Renforcer, réformer ou réinventer l’État au Sahel?
Renforcer, réformer ou réinventer l’État au Sahel?
- Par Moro --
- Saturday, 22 Apr, 2023
Gilles Yabi partage avec nous aujourd’hui quelques-unes des réflexions issues du dialogue organisé par Wathi et le Club du Sahel et de l’Afrique de l’Ouest avec Jean-Pierre Olivier de Sardan, anthropologue, chercheur et co-fondateur du Laboratoire d'études et de recherche sur les dynamiques sociales et le développement local (LASDEL), un laboratoire nigérien et béninois de recherche en sciences sociales. « Renforcer, réformer ou réinventer l’État au Sahel », tel était le thème de cette conversation.
Gilles Yabi. Archive de Gilles Yabi
Vaste et ambitieux programme pour ce dialogue avec Jean-Pierre Olivier de Sardan, mais avec son immense expérience de chercheur sur le fonctionnement des États, la délivrance des services publics au Niger et au-delà, on ne prenait pas beaucoup de risques en le lançant sur un tel programme. Dans un contexte où il est si difficile d’échapper au brouhaha des informations en continu, à l’absence de recul historique, à l’impopularité des analyses nuancées qui sont essentielles pour pouvoir formuler des pistes d’action réalistes, je crois que ce genre de conversation est extrêmement utile.
Vous avez rappelé un article de votre invité sur l’accès au pouvoir et l’exercice du pouvoir dans la réalité, qu’il avait intitulé les quatre prisons du pouvoir. Olivier de Sardan relativise la perception des présidents omnipotents en mettant en lumière leur dépendance à l’égard d’autres acteurs…
Dans cet article, il explique que le rejet de la classe politique par une très grande partie de la population est une conséquence directe de ces prisons qui enferment le pouvoir, des prisons qui ont pour gardiens respectifs : les grands commerçants ; les militants, alliés et courtisans ; les bureaucrates ; et enfin les experts internationaux.
Celui qui arrive au pouvoir doit satisfaire les exigences de nombreux groupes d’intérêts.
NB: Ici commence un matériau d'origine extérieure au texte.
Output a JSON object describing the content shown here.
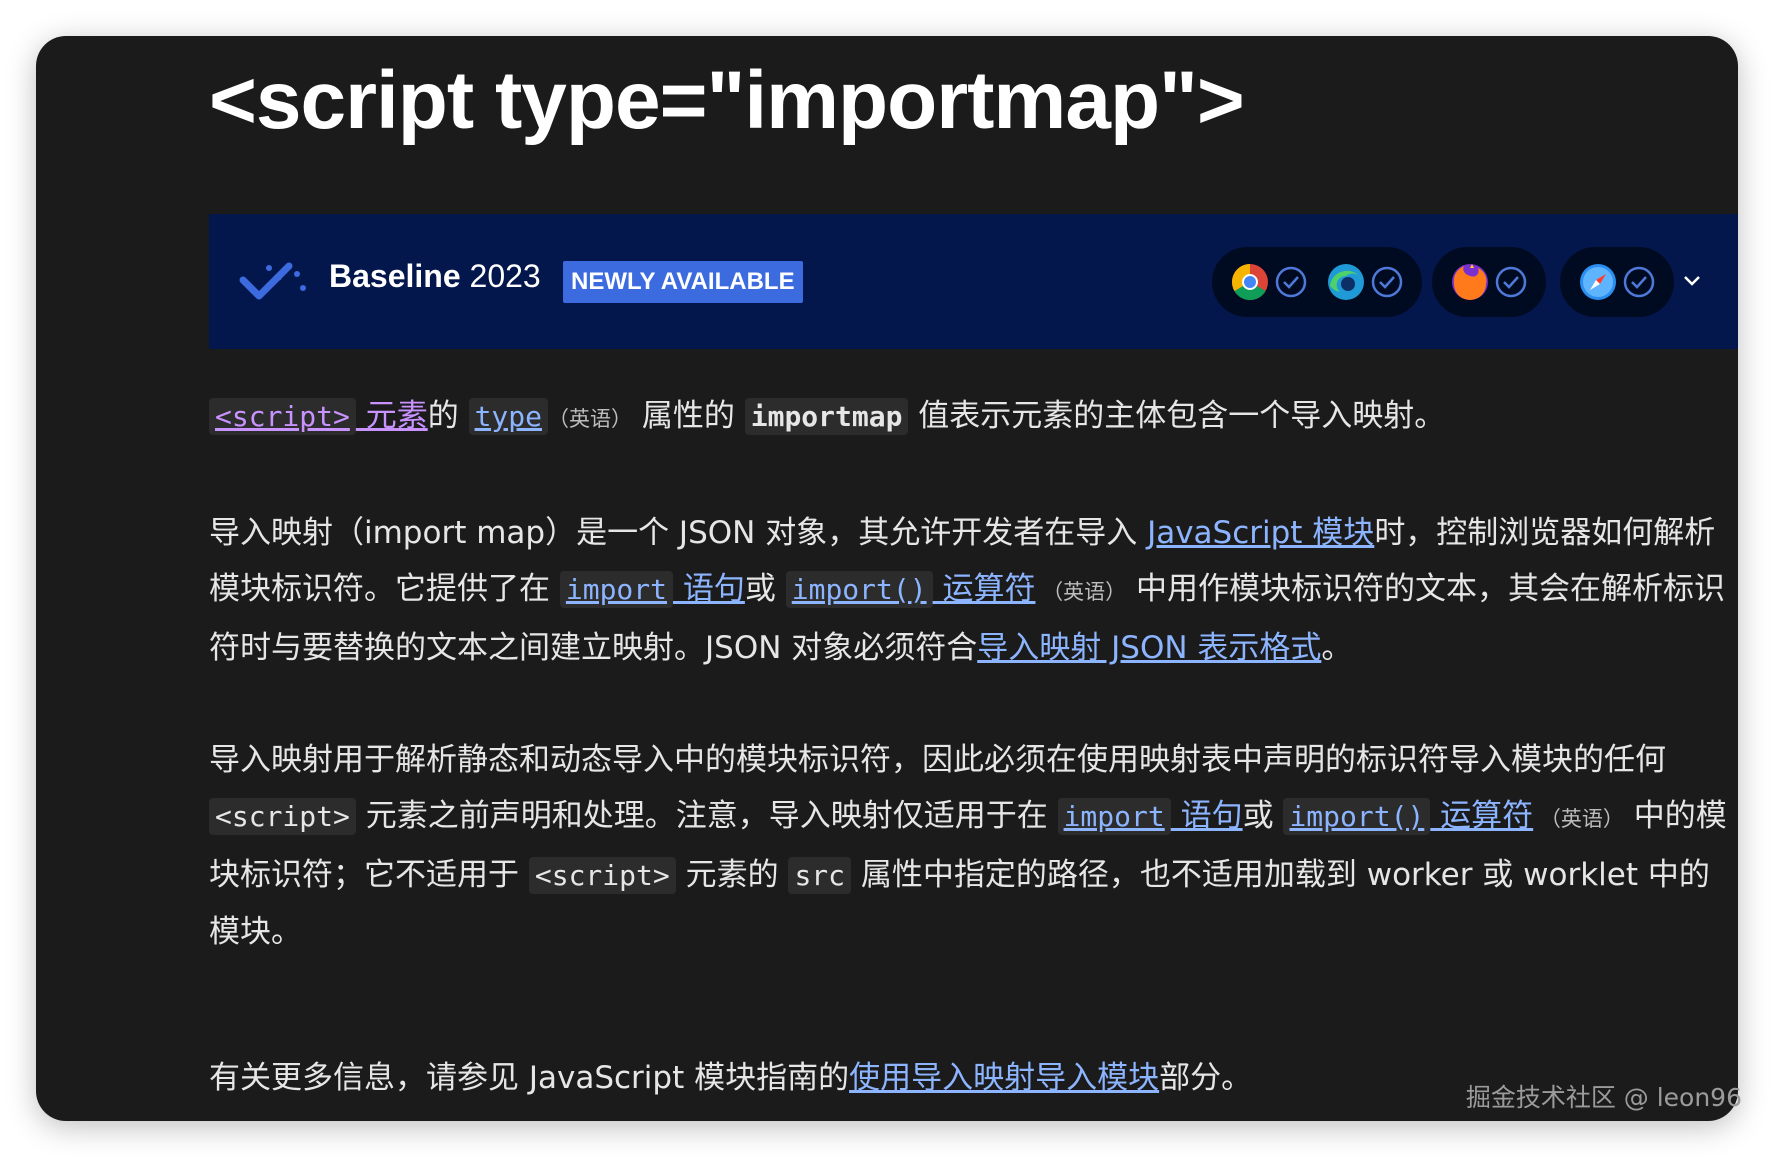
{
  "page": {
    "title": "<script type=\"importmap\">"
  },
  "baseline": {
    "label_bold": "Baseline",
    "label_year": "2023",
    "badge": "NEWLY AVAILABLE",
    "browsers": [
      {
        "icon": "chrome-icon",
        "status": "check-icon"
      },
      {
        "icon": "edge-icon",
        "status": "check-icon"
      },
      {
        "icon": "firefox-icon",
        "status": "check-icon"
      },
      {
        "icon": "safari-icon",
        "status": "check-icon"
      }
    ],
    "colors": {
      "background": "#04174d",
      "badge": "#3c6be0"
    }
  },
  "p1": {
    "script_tag": "<script>",
    "element": " 元素",
    "of": "的 ",
    "type": "type",
    "en": "（英语）",
    "attr_value_of": " 属性的 ",
    "importmap": "importmap",
    "rest": " 值表示元素的主体包含一个导入映射。"
  },
  "p2": {
    "t1": "导入映射（import map）是一个 JSON 对象，其允许开发者在导入 ",
    "link_js_modules": "JavaScript 模块",
    "t2": "时，控制浏览器如何解析模块标识符。它提供了在 ",
    "import_code": "import",
    "import_stmt": " 语句",
    "or": "或 ",
    "import_fn_code": "import()",
    "import_op": " 运算符",
    "en": " （英语）",
    "t3": " 中用作模块标识符的文本，其会在解析标识符时与要替换的文本之间建立映射。JSON 对象必须符合",
    "link_format": "导入映射 JSON 表示格式",
    "t4": "。"
  },
  "p3": {
    "t1": "导入映射用于解析静态和动态导入中的模块标识符，因此必须在使用映射表中声明的标识符导入模块的任何 ",
    "script_tag": "<script>",
    "t2": " 元素之前声明和处理。注意，导入映射仅适用于在 ",
    "import_code": "import",
    "import_stmt": " 语句",
    "or": "或 ",
    "import_fn_code": "import()",
    "import_op": " 运算符",
    "en": " （英语）",
    "t3": " 中的模块标识符；它不适用于 ",
    "script_tag2": "<script>",
    "t4": " 元素的 ",
    "src": "src",
    "t5": " 属性中指定的路径，也不适用加载到 worker 或 worklet 中的模块。"
  },
  "p4": {
    "t1": "有关更多信息，请参见 JavaScript 模块指南的",
    "link_guide": "使用导入映射导入模块",
    "t2": "部分。"
  },
  "watermark": "掘金技术社区 @ leon96"
}
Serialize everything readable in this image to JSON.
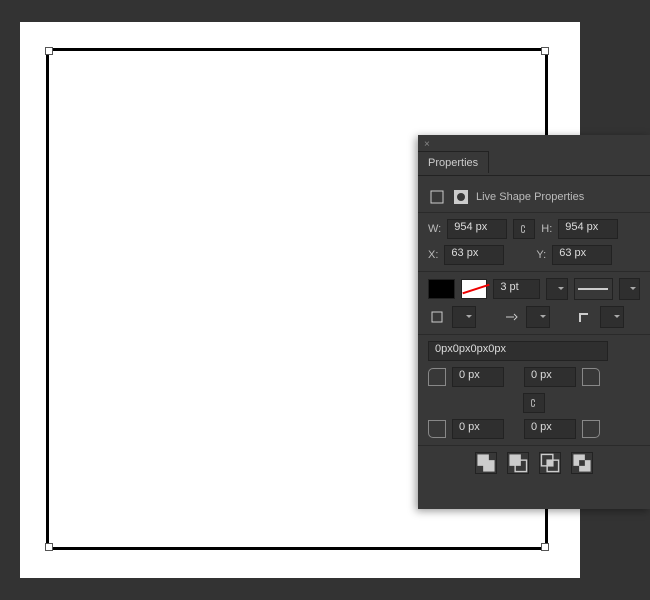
{
  "panel": {
    "title": "Properties",
    "subtitle": "Live Shape Properties",
    "w_label": "W:",
    "h_label": "H:",
    "x_label": "X:",
    "y_label": "Y:",
    "width": "954 px",
    "height": "954 px",
    "x": "63 px",
    "y": "63 px",
    "stroke_weight": "3 pt",
    "corners_summary": "0px0px0px0px",
    "corner_tl": "0 px",
    "corner_tr": "0 px",
    "corner_bl": "0 px",
    "corner_br": "0 px"
  }
}
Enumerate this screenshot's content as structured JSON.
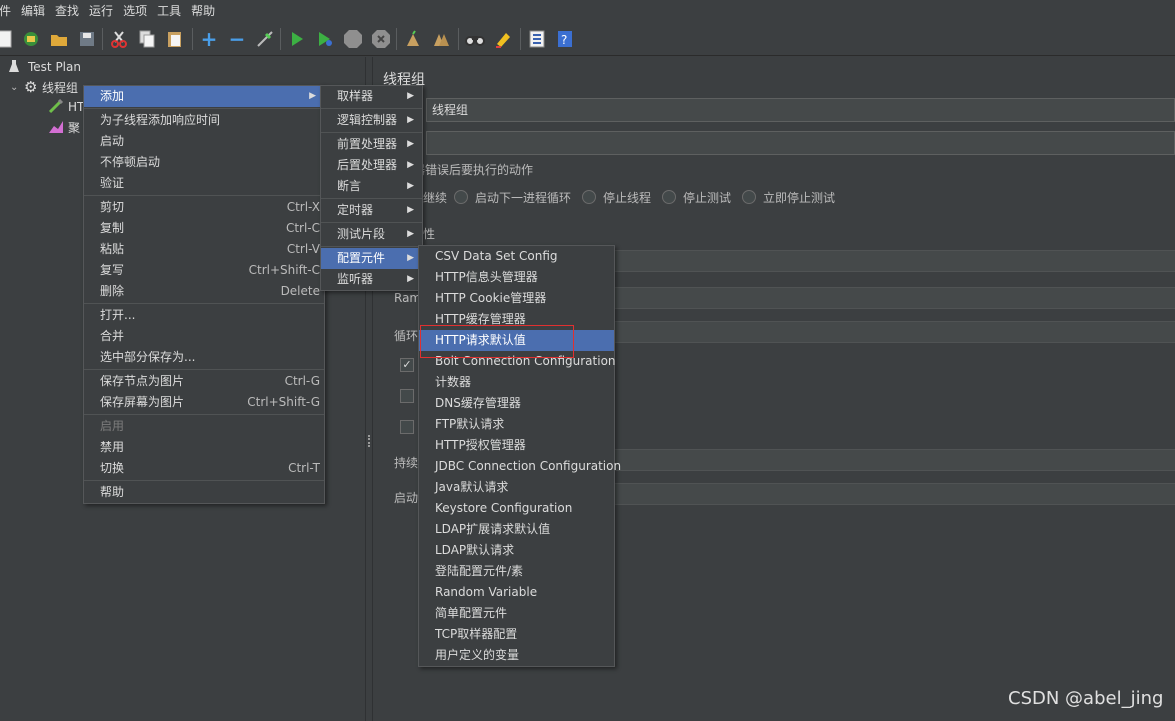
{
  "menubar": [
    "件",
    "编辑",
    "查找",
    "运行",
    "选项",
    "工具",
    "帮助"
  ],
  "toolbar_icons": [
    "new-file-icon",
    "templates-icon",
    "open-icon",
    "save-icon",
    "cut-icon",
    "copy-icon",
    "paste-icon",
    "expand-icon",
    "collapse-icon",
    "toggle-icon",
    "start-icon",
    "start-no-pause-icon",
    "stop-icon",
    "shutdown-icon",
    "clear-icon",
    "clear-all-icon",
    "search-icon",
    "reset-search-icon",
    "function-helper-icon",
    "help-icon"
  ],
  "tree": {
    "test_plan": "Test Plan",
    "thread_group": "线程组",
    "child1": "HT",
    "child2": "聚"
  },
  "right_pane": {
    "title": "线程组",
    "name_value": "线程组",
    "comment_value": "",
    "error_action_label": "器错误后要执行的动作",
    "radio_continue": "继续",
    "radio_next_loop": "启动下一进程循环",
    "radio_stop_thread": "停止线程",
    "radio_stop_test": "停止测试",
    "radio_stop_now": "立即停止测试",
    "props_label": "性",
    "ramp_label": "Ram",
    "loop_label": "循环",
    "duration_label": "持续",
    "delay_label": "启动"
  },
  "context_menu": {
    "items": [
      {
        "label": "添加",
        "shortcut": "",
        "submenu": true,
        "selected": true
      },
      {
        "sep": true
      },
      {
        "label": "为子线程添加响应时间",
        "shortcut": ""
      },
      {
        "label": "启动",
        "shortcut": ""
      },
      {
        "label": "不停顿启动",
        "shortcut": ""
      },
      {
        "label": "验证",
        "shortcut": ""
      },
      {
        "sep": true
      },
      {
        "label": "剪切",
        "shortcut": "Ctrl-X"
      },
      {
        "label": "复制",
        "shortcut": "Ctrl-C"
      },
      {
        "label": "粘贴",
        "shortcut": "Ctrl-V"
      },
      {
        "label": "复写",
        "shortcut": "Ctrl+Shift-C"
      },
      {
        "label": "删除",
        "shortcut": "Delete"
      },
      {
        "sep": true
      },
      {
        "label": "打开...",
        "shortcut": ""
      },
      {
        "label": "合并",
        "shortcut": ""
      },
      {
        "label": "选中部分保存为...",
        "shortcut": ""
      },
      {
        "sep": true
      },
      {
        "label": "保存节点为图片",
        "shortcut": "Ctrl-G"
      },
      {
        "label": "保存屏幕为图片",
        "shortcut": "Ctrl+Shift-G"
      },
      {
        "sep": true
      },
      {
        "label": "启用",
        "shortcut": "",
        "disabled": true
      },
      {
        "label": "禁用",
        "shortcut": ""
      },
      {
        "label": "切换",
        "shortcut": "Ctrl-T"
      },
      {
        "sep": true
      },
      {
        "label": "帮助",
        "shortcut": ""
      }
    ]
  },
  "add_submenu": {
    "items": [
      {
        "label": "取样器",
        "submenu": true
      },
      {
        "sep": true
      },
      {
        "label": "逻辑控制器",
        "submenu": true
      },
      {
        "sep": true
      },
      {
        "label": "前置处理器",
        "submenu": true
      },
      {
        "label": "后置处理器",
        "submenu": true
      },
      {
        "label": "断言",
        "submenu": true
      },
      {
        "sep": true
      },
      {
        "label": "定时器",
        "submenu": true
      },
      {
        "sep": true
      },
      {
        "label": "测试片段",
        "submenu": true
      },
      {
        "sep": true
      },
      {
        "label": "配置元件",
        "submenu": true,
        "selected": true
      },
      {
        "label": "监听器",
        "submenu": true
      }
    ]
  },
  "config_submenu": {
    "items": [
      {
        "label": "CSV Data Set Config"
      },
      {
        "label": "HTTP信息头管理器"
      },
      {
        "label": "HTTP Cookie管理器"
      },
      {
        "label": "HTTP缓存管理器"
      },
      {
        "label": "HTTP请求默认值",
        "selected": true
      },
      {
        "label": "Bolt Connection Configuration"
      },
      {
        "label": "计数器"
      },
      {
        "label": "DNS缓存管理器"
      },
      {
        "label": "FTP默认请求"
      },
      {
        "label": "HTTP授权管理器"
      },
      {
        "label": "JDBC Connection Configuration"
      },
      {
        "label": "Java默认请求"
      },
      {
        "label": "Keystore Configuration"
      },
      {
        "label": "LDAP扩展请求默认值"
      },
      {
        "label": "LDAP默认请求"
      },
      {
        "label": "登陆配置元件/素"
      },
      {
        "label": "Random Variable"
      },
      {
        "label": "简单配置元件"
      },
      {
        "label": "TCP取样器配置"
      },
      {
        "label": "用户定义的变量"
      }
    ]
  },
  "watermark": "CSDN @abel_jing"
}
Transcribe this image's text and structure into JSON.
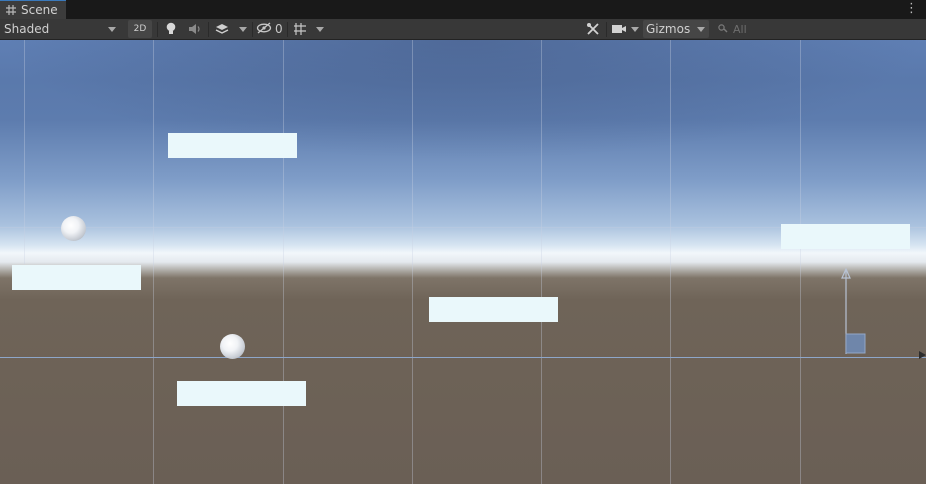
{
  "tab": {
    "title": "Scene",
    "icon": "scene-grid-icon"
  },
  "toolbar": {
    "draw_mode": "Shaded",
    "mode_2d_label": "2D",
    "hidden_count": "0",
    "gizmos_label": "Gizmos",
    "search_placeholder": "All"
  },
  "icons": {
    "lighting": "lightbulb-icon",
    "audio": "speaker-icon",
    "effects": "effects-stack-icon",
    "visibility": "eye-slash-icon",
    "grid": "grid-snap-icon",
    "tools": "tools-icon",
    "camera": "camera-icon",
    "search": "search-icon",
    "menu": "kebab-menu-icon"
  },
  "colors": {
    "accent": "#3a79bb",
    "platform": "#eaf8fb",
    "ground": "#6a5f55",
    "sky": "#5a79ac"
  },
  "scene": {
    "objects": [
      {
        "name": "platform"
      },
      {
        "name": "platform"
      },
      {
        "name": "platform"
      },
      {
        "name": "platform"
      },
      {
        "name": "platform"
      },
      {
        "name": "ball"
      },
      {
        "name": "ball"
      }
    ]
  }
}
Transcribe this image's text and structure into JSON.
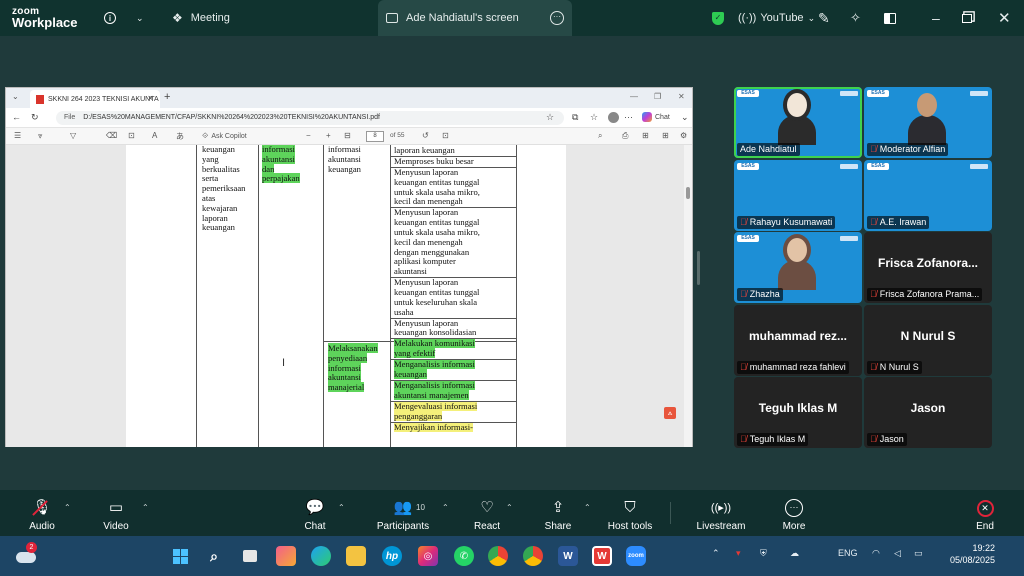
{
  "topbar": {
    "logo_line1": "zoom",
    "logo_line2": "Workplace",
    "info_icon": "i",
    "meeting_tab": "Meeting",
    "screen_tab": "Ade Nahdiatul's screen",
    "youtube_label": "YouTube"
  },
  "browser": {
    "tab_title": "SKKNI 264 2023 TEKNISI AKUNTA",
    "url_prefix": "File",
    "url": "D:/ESAS%20MANAGEMENT/CFAP/SKKNI%20264%202023%20TEKNISI%20AKUNTANSI.pdf",
    "copilot_label": "Chat",
    "ask_copilot": "Ask Copilot",
    "page_current": "8",
    "page_total": "of 55"
  },
  "pdf": {
    "col1_lines": [
      "keuangan",
      "yang",
      "berkualitas",
      "serta",
      "pemeriksaan",
      "atas",
      "kewajaran",
      "laporan",
      "keuangan"
    ],
    "col2_lines": [
      "informasi",
      "akuntansi",
      "dan",
      "perpajakan"
    ],
    "col3a_lines": [
      "informasi",
      "akuntansi",
      "keuangan"
    ],
    "col3b_lines": [
      "Melaksanakan",
      "penyediaan",
      "informasi",
      "akuntansi",
      "manajerial"
    ],
    "col4_rows": [
      {
        "lines": [
          "laporan keuangan"
        ],
        "hl": "none"
      },
      {
        "lines": [
          "Memproses buku besar"
        ],
        "hl": "none"
      },
      {
        "lines": [
          "Menyusun laporan",
          "keuangan entitas tunggal",
          "untuk skala usaha mikro,",
          "kecil dan menengah"
        ],
        "hl": "none"
      },
      {
        "lines": [
          "Menyusun laporan",
          "keuangan entitas tunggal",
          "untuk skala usaha mikro,",
          "kecil dan menengah",
          "dengan menggunakan",
          "aplikasi komputer",
          "akuntansi"
        ],
        "hl": "none"
      },
      {
        "lines": [
          "Menyusun laporan",
          "keuangan entitas tunggal",
          "untuk keseluruhan skala",
          "usaha"
        ],
        "hl": "none"
      },
      {
        "lines": [
          "Menyusun laporan",
          "keuangan konsolidasian"
        ],
        "hl": "none"
      },
      {
        "lines": [
          "Melakukan komunikasi",
          "yang efektif"
        ],
        "hl": "green"
      },
      {
        "lines": [
          "Menganalisis informasi",
          "keuangan"
        ],
        "hl": "green"
      },
      {
        "lines": [
          "Menganalisis informasi",
          "akuntansi manajemen"
        ],
        "hl": "green"
      },
      {
        "lines": [
          "Mengevaluasi informasi",
          "penganggaran"
        ],
        "hl": "yellow"
      },
      {
        "lines": [
          "Menyajikan informasi-"
        ],
        "hl": "yellow"
      }
    ]
  },
  "gallery": {
    "brand": "ESAS",
    "tiles": [
      {
        "name": "Ade Nahdiatul"
      },
      {
        "name": "Moderator Alfian"
      },
      {
        "name": "Rahayu Kusumawati"
      },
      {
        "name": "A.E. Irawan"
      },
      {
        "name": "Zhazha"
      },
      {
        "big": "Frisca Zofanora...",
        "name": "Frisca Zofanora Prama..."
      },
      {
        "big": "muhammad rez...",
        "name": "muhammad reza fahlevi"
      },
      {
        "big": "N Nurul S",
        "name": "N Nurul S"
      },
      {
        "big": "Teguh Iklas M",
        "name": "Teguh Iklas M"
      },
      {
        "big": "Jason",
        "name": "Jason"
      }
    ]
  },
  "controls": {
    "audio": "Audio",
    "video": "Video",
    "chat": "Chat",
    "participants": "Participants",
    "participants_count": "10",
    "react": "React",
    "share": "Share",
    "host_tools": "Host tools",
    "livestream": "Livestream",
    "more": "More",
    "end": "End"
  },
  "taskbar": {
    "notification_count": "2",
    "lang": "ENG",
    "time": "19:22",
    "date": "05/08/2025"
  },
  "colors": {
    "zoom_bg": "#10332f",
    "active_speaker": "#3fd14e",
    "highlight_green": "#5ed45b",
    "highlight_yellow": "#f4f07a",
    "end_red": "#e0243a"
  }
}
Le président élu attribue des ministères aux partis qui ont aidé à son élection, les ministres doivent à leur tour distribuer des postes aux militants, et ces derniers vont aussi trouver de petites récompenses pour d’autres militants sous forme de prestation de services ou de petits marchés de fournitures pour les services des ministères… On imagine aisément les implications pour les performances de toutes les institutions publiques ainsi fortement politisées.
Jean-Pierre Olivier de Sardan décrit aussi « la prison » gardée par les grands commerçants qui sont au cœur du système électoral. Ils attendent un retour sur investissement, en termes de protection, de « bienveillance » fiscale, de placement de leurs parents et clients à des postes stratégiques, ou de passations de marchés. Ils sont aussi au cœur de la grande corruption systémique, en lien direct avec le coût toujours plus élevé des campagnes électorales.
Pourquoi la compréhension de ces pratiques politiques réelles est-elle essentielle à vos yeux ?
Je crois que beaucoup d’analyses sur la situation au Sahel ne donnent pas une place suffisante à ce qui me semble pourtant être au cœur de la vulnérabilité de ces pays à toutes les menaces : la faible efficacité des États et donc des politiques publiques au cours des dernières décennies. Derrière ce constat, on peut avancer plusieurs explications, en examinant par exemple pays par pays, les différents régimes qui se sont succédé, la vision et le leadership des chefs d’État, les résultats qu’ils ont pu atteindre, par exemple en termes de politiques de santé, d’éducation ou de sécurité.
Ce que des travaux de recherche rigoureux comme ceux d’Olivier de Sardan et de ses collègues anciens ou actuels du LASDEL montrent de manière indiscutable, ce sont les liens entre les pratiques politiques réelles et le fonctionnement des institutions qui sont censées délivrer des services publics essentiels aux populations et contribuer au développement économique et social, comme la santé et l’éducation.
La manière dont on fait la politique est à la source d’une profonde déception à l’égard de la classe politique, considérée largement comme corrompue et peu concernée par le bien public. Parce que ces pratiques se sont bien installées dans le cadre de systèmes démocratiques, la déception des populations à l’égard de la classe politique se transforme facilement en déception par rapport à la démocratie comme modèle. Un tel désenchantement nourrit la nostalgie, chez certains, des pouvoirs militaires et chez d’autres la tentation des pouvoirs théocratiques.